I have met a number of men who say they are bisexual and I have no reason to doubt their attractions. I also think there is a lot of confusion about bisexuality and while many people see bi men as really gay under the covers, many other people understand the fluidity of sexuality. One of the reasons the younger generation has latched on to the term, queer, is that they do not like the binary nature of gay and straight and want to be more gender fluid.

A quote that I love, and keep on my desk at work, is from the end of a Washington Post article from 2014 by columnist Steven Petrow. He talks about his own shame and hiding at the fact that he had been molested as a child. A friend of his wrote these beautiful words in an email to him:

“Life seems to be a continual act of coming out, isn’t it? The boundaries we think are uncrossable, the unnamable corners of our soul that we live in fear of bringing to light . . . are the very regions that allow us to feel complete if we dare to explore them. So thank you for crossing borders, shining a light into those corners — they only make you more lovable, more admirable.”


The man I spoke to was in a lot of pain because his wife’s parents had invited his wife and children to their house for Thanksgiving, but had not included him. His wife was had told people, including his in-laws and children, that they were divorcing because he had been unfaithful to their marriage, but not, that it was with a man. This man was also afraid to tell his children, family, and friends the truth, afraid of what their reaction would be.

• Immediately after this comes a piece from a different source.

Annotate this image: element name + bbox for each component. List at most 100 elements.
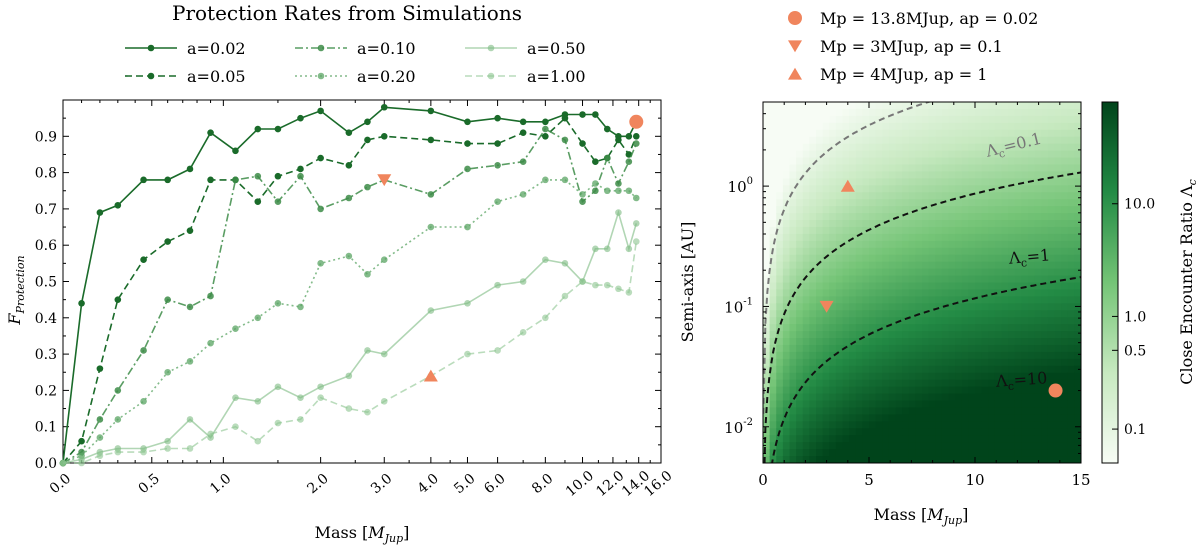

The act of hiding, feeling that our truth is uglier than anyone else’s; that no one would understand; that everyone would turn against us, is what has kept so many of us in the closet for way too long. While I do not know this man well, his story resonated with me. 

As I was planning to come out, first to my family and later at work, my mind would come up with a thousand reasons for not coming out that seemed so real. It was only when I pushed through my fears and the stories I was telling myself, to come out, that all the reasons not to come out fell away. 

It takes courage to push past your fear and the voices in your head that seem so real, but the other side of coming out can be joyous and empowering.